If he made up some of his sources, would you still respect his message?
There’s no “if”; Lehrer has admitted to fabricating at least some of the sources. […]
As to whether I would still respect the message… Yes, I believe that I would. I already had enough skepticism about most of the text, and had already concluded that he was at least attempting to say something constructive. To date, most of the controversy I’ve seen around the quotations/citations/etc. have been around the Bob Dylan quotations; and it isn’t that I “forgive” Lehrer on this point, as much as I just don’t care about a few fabricated Bob Dylan quotations.
I stand by these remarks, but also feel that they are worth clarifying, and worth clarifying here on this blog, which I consider the canonical repository for my scribblings.
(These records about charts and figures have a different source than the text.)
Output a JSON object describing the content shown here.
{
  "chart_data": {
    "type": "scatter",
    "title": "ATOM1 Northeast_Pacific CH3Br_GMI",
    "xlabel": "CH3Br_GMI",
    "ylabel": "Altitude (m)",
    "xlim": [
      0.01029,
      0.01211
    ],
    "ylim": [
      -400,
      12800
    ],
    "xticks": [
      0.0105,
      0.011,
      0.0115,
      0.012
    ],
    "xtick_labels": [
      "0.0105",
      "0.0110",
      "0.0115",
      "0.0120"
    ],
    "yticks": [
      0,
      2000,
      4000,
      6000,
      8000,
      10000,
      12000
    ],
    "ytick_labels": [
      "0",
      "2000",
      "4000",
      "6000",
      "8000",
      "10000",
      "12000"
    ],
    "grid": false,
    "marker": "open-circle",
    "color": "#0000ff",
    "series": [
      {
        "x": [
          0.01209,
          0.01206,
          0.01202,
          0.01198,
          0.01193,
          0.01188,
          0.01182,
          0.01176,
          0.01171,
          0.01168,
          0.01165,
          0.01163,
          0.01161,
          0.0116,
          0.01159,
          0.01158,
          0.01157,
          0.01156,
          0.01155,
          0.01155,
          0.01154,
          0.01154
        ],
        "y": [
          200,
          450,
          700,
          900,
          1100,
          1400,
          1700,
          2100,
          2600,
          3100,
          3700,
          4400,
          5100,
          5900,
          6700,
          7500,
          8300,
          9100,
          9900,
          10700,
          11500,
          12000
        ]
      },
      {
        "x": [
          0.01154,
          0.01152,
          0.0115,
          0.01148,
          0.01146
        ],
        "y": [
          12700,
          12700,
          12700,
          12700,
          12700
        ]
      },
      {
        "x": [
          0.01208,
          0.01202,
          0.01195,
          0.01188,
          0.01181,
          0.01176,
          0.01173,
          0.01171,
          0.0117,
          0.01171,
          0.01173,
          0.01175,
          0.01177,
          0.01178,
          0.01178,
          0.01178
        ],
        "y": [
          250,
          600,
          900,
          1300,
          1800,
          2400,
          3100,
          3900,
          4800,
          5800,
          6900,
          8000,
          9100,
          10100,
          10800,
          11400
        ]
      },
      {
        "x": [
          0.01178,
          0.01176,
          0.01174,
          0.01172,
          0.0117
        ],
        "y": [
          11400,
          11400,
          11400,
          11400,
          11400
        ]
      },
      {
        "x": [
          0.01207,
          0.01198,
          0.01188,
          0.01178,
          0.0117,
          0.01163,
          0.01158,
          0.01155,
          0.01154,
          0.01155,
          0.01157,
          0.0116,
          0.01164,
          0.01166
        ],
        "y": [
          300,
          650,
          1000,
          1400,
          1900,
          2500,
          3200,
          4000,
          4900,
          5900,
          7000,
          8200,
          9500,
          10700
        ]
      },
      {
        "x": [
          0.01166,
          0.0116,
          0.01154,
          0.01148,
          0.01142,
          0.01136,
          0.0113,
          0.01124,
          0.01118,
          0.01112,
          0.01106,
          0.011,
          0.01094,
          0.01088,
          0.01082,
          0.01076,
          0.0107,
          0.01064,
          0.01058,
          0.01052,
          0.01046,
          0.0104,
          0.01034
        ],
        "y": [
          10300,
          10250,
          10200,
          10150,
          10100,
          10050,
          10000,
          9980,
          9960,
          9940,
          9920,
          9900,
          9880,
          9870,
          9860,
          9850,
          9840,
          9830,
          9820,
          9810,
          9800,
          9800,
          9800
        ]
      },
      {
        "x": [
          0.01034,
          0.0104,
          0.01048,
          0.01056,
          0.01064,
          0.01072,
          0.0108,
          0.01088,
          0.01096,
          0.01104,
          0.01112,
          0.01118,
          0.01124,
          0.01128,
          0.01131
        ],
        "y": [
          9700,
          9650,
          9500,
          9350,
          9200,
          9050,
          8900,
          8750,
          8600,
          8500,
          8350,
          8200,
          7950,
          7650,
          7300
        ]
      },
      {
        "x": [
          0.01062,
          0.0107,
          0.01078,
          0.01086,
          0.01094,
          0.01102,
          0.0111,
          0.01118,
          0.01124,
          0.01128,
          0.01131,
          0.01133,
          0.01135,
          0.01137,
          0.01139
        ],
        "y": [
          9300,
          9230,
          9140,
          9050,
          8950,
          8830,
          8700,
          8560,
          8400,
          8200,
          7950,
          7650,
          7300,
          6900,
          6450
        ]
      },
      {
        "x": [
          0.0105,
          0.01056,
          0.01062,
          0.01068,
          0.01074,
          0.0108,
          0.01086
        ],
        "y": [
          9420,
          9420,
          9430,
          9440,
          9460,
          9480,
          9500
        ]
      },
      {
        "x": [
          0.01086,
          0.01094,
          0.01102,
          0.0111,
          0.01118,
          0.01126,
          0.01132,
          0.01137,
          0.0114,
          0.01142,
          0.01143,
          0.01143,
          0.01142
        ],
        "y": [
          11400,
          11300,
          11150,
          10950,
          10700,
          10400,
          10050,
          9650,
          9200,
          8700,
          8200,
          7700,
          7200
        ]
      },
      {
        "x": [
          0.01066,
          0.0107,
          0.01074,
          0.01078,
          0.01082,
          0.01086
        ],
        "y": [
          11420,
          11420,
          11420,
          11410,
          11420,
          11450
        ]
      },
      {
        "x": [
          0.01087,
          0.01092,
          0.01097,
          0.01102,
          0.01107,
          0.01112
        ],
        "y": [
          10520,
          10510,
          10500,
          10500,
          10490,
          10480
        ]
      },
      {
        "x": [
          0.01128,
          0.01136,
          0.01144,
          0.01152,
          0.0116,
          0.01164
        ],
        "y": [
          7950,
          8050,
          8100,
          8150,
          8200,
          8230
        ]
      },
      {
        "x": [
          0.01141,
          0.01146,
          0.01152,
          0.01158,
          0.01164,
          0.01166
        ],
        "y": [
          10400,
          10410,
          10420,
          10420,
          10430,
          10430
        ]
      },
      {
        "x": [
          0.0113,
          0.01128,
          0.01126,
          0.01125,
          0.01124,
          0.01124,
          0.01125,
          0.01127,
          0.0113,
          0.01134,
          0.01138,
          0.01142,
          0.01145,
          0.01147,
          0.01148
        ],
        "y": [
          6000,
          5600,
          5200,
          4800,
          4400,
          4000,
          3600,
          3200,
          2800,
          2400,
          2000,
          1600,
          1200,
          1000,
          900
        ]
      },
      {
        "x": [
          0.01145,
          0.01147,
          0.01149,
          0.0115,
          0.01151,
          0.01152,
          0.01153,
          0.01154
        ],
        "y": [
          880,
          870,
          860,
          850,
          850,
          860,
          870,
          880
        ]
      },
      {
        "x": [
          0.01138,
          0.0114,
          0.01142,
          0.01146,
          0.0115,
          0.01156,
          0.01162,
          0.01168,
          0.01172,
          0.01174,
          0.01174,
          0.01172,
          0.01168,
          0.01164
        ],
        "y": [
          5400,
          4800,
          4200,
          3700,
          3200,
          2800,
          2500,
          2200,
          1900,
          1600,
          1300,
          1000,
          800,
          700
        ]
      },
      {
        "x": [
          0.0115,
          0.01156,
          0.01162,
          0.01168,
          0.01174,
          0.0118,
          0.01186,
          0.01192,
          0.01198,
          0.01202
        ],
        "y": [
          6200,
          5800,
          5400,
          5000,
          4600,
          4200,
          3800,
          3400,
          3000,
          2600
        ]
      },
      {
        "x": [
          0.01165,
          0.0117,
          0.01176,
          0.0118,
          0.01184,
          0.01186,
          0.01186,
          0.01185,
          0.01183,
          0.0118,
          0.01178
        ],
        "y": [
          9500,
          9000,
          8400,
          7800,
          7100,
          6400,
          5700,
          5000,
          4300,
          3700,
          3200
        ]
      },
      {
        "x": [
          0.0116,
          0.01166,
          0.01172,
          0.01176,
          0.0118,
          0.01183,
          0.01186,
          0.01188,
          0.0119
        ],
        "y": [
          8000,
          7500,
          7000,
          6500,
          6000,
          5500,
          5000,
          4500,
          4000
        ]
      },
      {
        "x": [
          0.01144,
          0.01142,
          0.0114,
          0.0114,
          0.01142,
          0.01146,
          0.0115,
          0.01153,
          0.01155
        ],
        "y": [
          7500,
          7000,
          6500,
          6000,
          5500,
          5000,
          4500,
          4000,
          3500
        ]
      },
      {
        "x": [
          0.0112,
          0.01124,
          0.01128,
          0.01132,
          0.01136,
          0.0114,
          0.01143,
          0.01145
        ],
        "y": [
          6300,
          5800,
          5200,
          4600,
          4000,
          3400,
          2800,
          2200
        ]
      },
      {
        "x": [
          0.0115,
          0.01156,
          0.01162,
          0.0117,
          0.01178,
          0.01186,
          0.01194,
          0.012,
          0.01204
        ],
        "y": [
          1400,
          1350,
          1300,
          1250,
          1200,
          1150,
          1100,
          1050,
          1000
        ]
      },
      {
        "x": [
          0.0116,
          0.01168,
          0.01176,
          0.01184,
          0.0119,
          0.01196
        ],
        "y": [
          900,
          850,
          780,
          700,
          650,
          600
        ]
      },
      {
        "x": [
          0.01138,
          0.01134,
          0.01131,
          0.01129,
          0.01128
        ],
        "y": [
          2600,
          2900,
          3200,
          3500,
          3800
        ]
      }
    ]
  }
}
To the point of the original question: do I still respect Lehrer’s message? The answer is: yes, inasmuch as I ever did. Call me naïve if you must, but I still find it refreshing that Lehrer took the position that “creativity” is not an innate “gift” but is something that comes from a combination of perseverance and synthesis. This is a positive message, one that defrocks a presumed intellectual elite and empowers anyone willing to engage with the world around them. In my reading, that was the central thesis, and that is something that I can continue to support.
That being said, there are plenty of qualifiers that decorate my “yes” response here. In my review, I accused him of “undermining his own prior arguments […] to support whatever argument he [was] shaping in that chapter”, and it’s not too much of a stretch to say that perhaps he was imprecise with more than just his own lines of logic. I think that in the interest of rhetorical flourish, Lehrer played it fast and loose with his source materials. This is not to say that he fabricated anything beyond the Bob Dylan quotes; he has admitted to those fabrications, but there is no evidence that he did the same for any of the other quotes, facts, or figures. Naturally, this is not to suggest that he didn’t fabricate anything else; those same admitted fabrications are enough to cast a pall (reasonable or not) on everything else in the text.
But I’m willing to give him the benefit of the doubt. I already implied that he was sloppy with his conclusions (even if he’s a hell of a wordsmith), and he has himself admitted to lying about those quotes–but let us assume for a moment that it stops there. Let us assume that the Dylan quotes are the only error of their kind in the text. I’m not much of a Bob Dylan scholar–I don’t much care for his music and by extension had no other interest in him–but I hear that he’s something of a notorious recluse, and has a history of confounding the press. I picture Lehrer plumbing for new and interesting material vis-à-vis Dylan and when he comes up empty he… what? Inappropriately combines some contextually irrelevant quotes? And then flat-out makes up others? I suppose I could see how it might happen (rushing toward a deadline, mounting pressure from an editor and publisher…) but this is also a critical line that you do not cross. You’re limited to facts, otherwise you’re selling your book on the other side of the store.
The above is not meant to serve as an excuse for Lehrer, nor to absolve him. He was right to apologize and resign in response to this; his publishers were right to recall the book. I only offer up this missive as an explanation for why I have chosen to stand by my original review.
As I reflect on the events, I feel a great disappointment. Neuroscience has yet to find its Carl Sagan, and though I did not believe that Lehrer was that person, he was a clever enough writer that I’d hoped that maybe he might have inspired one. Sadly, I believe that inspiration will now have to come from someone else.